If there is suppuration and significant inflammation that makes exploration difficult, it may be necessary to place a drain (lax line) that the patient will carry until the definitive intervention.
Simple perianal fistulas (the tract crosses only the internal sphincter and the lower part of the external sphincter) are treated by fistulotomy. In this operation, the coloproctologic surgeon will cut the skin and part of the sphincter muscle until the fistulous tract is reached, putting the fistulous tract flat so that it can heal from the inside to the outside. It is possible that during the fistula operation the surgeon may modify the technique if it seems to him that it may cause a risk of incontinence.

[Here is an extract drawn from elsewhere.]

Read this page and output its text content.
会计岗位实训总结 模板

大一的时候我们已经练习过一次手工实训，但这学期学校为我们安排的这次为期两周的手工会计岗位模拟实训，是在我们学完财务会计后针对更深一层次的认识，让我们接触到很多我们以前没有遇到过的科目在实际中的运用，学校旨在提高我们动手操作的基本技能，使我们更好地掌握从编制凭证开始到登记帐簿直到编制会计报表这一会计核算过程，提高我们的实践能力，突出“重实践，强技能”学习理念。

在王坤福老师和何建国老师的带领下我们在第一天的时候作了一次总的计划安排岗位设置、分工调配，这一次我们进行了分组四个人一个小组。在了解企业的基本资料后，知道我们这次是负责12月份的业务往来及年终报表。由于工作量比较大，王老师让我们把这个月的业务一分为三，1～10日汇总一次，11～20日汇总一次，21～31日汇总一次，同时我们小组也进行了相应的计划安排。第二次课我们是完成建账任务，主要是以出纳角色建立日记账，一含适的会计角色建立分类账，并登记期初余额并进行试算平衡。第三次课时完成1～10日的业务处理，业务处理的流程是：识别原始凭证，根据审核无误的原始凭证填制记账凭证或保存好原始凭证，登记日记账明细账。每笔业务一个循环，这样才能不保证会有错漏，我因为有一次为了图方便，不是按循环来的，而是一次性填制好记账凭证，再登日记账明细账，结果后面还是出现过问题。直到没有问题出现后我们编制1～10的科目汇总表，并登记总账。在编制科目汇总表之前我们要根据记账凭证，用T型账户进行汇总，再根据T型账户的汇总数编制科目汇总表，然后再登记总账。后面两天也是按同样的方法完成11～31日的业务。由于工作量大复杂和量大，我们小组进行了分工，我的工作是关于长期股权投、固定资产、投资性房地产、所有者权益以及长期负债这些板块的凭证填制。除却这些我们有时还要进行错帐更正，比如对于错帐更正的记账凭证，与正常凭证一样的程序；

In cases of complex perianal fistulas (involving more than half of the external sphincter or having several tracts) different techniques are available. The common aspect of all these techniques is the absence of sphincter section. The simplest techniques are based on filling the fistulous tract with different materials (fibrin glue injection or plugs) that seek to heal the tract. On other occasions we will perform an endoanal advancement flap in order to obliterate the internal fistulous orifice or a LIFT technique (ligation of the fistula in the intersphincteric space). These techniques, although they protect anal continence, have variable possibilities of fistula recurrence.

Prevention of fistulas

Most fistulas are caused by obstruction of glands located inside the anal canal. There are no measures to prevent this obstruction, but it is important for the surgeon to evaluate and treat correctly any suspected perianal abscess in order to avoid the development of complex fistulas. In the same sense, it is important the correct treatment of anal fissures, which sometimes are the beginning of a subsequent fistula.